I have tonight used as much time reflecting on aspects of my experience of the life and work of Bertrand Russell, (I also have the Ronald Clark biography), as I spent watching Night Shift although I regret neither because I had a good time in both instances. It is also why I frequently use time watching rubbish, watching others work or watching them just being. Nor did I feel incensed at the portrayal of the professional helper, although I did contemplate attempting to contact the individual to remind that the character in the play was a counsellor, that is someone who supports others and whose role is not to treat or change, and that from my experience the individual who can show caring, however badly trained and lacking in professionalism is a hundredth fold more likely to be help than one who maintains clinical detachment.

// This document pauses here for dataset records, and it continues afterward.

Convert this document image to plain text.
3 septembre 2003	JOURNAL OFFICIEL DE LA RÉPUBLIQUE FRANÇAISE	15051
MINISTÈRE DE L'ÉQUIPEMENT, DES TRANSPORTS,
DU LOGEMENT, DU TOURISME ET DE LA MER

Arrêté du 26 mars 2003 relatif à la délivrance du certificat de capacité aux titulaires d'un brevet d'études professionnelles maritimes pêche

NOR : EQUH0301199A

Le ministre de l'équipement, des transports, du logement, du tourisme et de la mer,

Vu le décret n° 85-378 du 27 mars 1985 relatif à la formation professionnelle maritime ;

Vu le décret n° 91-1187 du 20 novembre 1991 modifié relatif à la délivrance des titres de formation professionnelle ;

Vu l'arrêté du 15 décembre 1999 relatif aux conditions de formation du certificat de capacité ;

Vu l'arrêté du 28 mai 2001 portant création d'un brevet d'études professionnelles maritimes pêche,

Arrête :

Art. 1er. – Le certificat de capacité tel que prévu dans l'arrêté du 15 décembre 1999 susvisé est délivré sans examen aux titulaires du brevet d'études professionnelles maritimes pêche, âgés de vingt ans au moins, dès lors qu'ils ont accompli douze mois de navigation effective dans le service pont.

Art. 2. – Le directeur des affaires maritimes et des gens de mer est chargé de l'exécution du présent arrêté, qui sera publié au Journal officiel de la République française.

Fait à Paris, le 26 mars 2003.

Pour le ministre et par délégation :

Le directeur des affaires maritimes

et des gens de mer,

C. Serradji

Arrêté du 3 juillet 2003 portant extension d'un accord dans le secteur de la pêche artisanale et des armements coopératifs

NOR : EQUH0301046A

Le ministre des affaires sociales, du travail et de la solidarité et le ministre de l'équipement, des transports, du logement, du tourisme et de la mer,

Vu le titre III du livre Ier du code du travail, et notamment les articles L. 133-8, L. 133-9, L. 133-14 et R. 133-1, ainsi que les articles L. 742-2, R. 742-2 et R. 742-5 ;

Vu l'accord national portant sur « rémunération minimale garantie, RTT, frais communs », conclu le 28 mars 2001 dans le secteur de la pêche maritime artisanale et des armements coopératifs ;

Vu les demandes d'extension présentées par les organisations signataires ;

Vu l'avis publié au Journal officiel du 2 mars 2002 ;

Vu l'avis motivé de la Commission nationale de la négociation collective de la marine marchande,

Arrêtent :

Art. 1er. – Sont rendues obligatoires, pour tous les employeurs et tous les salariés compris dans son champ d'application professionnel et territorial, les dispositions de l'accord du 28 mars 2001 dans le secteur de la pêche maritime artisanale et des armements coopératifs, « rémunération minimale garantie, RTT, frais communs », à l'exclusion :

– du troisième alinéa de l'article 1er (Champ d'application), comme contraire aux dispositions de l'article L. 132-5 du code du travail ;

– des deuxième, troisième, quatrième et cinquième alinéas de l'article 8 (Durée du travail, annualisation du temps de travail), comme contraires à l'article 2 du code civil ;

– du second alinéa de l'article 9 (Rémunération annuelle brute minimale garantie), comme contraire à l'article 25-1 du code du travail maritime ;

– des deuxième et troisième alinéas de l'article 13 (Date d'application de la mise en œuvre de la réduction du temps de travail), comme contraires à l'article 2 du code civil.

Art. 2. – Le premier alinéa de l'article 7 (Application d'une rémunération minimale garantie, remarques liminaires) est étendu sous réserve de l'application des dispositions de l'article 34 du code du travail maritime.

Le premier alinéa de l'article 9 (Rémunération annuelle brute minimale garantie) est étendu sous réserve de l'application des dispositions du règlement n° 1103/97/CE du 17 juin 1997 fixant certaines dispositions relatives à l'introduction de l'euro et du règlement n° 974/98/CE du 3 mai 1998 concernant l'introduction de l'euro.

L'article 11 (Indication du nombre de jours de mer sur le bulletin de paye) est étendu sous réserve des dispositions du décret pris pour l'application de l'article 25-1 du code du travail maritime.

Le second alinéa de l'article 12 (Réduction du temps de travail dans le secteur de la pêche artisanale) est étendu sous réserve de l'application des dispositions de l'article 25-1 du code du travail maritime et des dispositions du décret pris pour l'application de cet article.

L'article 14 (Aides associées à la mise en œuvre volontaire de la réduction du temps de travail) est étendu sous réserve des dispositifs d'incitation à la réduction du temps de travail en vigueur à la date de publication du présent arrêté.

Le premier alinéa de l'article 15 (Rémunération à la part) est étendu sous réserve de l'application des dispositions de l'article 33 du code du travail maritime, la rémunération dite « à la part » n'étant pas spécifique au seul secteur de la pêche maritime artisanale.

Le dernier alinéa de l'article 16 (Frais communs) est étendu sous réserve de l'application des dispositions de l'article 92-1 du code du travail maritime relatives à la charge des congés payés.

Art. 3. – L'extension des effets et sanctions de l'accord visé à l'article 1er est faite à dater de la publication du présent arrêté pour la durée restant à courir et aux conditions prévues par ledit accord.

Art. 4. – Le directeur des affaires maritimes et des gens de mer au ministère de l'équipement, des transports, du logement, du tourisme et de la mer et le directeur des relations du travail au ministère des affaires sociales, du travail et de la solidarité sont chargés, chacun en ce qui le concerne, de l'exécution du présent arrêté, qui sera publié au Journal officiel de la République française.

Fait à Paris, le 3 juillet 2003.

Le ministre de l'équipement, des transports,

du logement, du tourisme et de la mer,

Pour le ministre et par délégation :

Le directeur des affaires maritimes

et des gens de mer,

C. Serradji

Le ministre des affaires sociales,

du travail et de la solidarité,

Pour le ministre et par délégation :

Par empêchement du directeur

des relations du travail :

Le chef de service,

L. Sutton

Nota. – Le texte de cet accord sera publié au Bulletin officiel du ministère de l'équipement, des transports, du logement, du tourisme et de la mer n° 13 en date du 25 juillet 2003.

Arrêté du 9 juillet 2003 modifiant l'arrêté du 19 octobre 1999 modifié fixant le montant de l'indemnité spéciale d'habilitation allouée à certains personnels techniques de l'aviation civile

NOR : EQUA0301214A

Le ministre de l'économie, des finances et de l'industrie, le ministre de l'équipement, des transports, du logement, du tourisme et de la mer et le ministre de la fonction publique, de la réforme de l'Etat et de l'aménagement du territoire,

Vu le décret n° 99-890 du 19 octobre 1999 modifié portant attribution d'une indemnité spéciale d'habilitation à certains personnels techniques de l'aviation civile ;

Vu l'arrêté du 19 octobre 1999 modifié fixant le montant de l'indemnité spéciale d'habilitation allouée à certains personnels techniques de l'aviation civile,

My first ever visit to a family, was arranged as a student undertaking my first practical work assignment with a Family Service Unit. The woman was established in the region as heading a problem family of three generations and was one of the first to appear on television in this role. The local authority had knocked two houses together such had been the size of her family who had since grown up, although a few would return later in the afternoon from school. She sat at one end of a double lounge with her husband next to her, and I sat before her with another family member and her offspring, and for two hours I listened as she went through the legion of social workers, students and officials who she had known over two and a half decades, telling me of their good points, their failing and it was as effective a course in human behaviour as you can ever get from a textbook. I grasped the fundamental truth that not only if you look into the abyss, the abyss looks into you, but the abyss will see as much or more of you that you can see of it.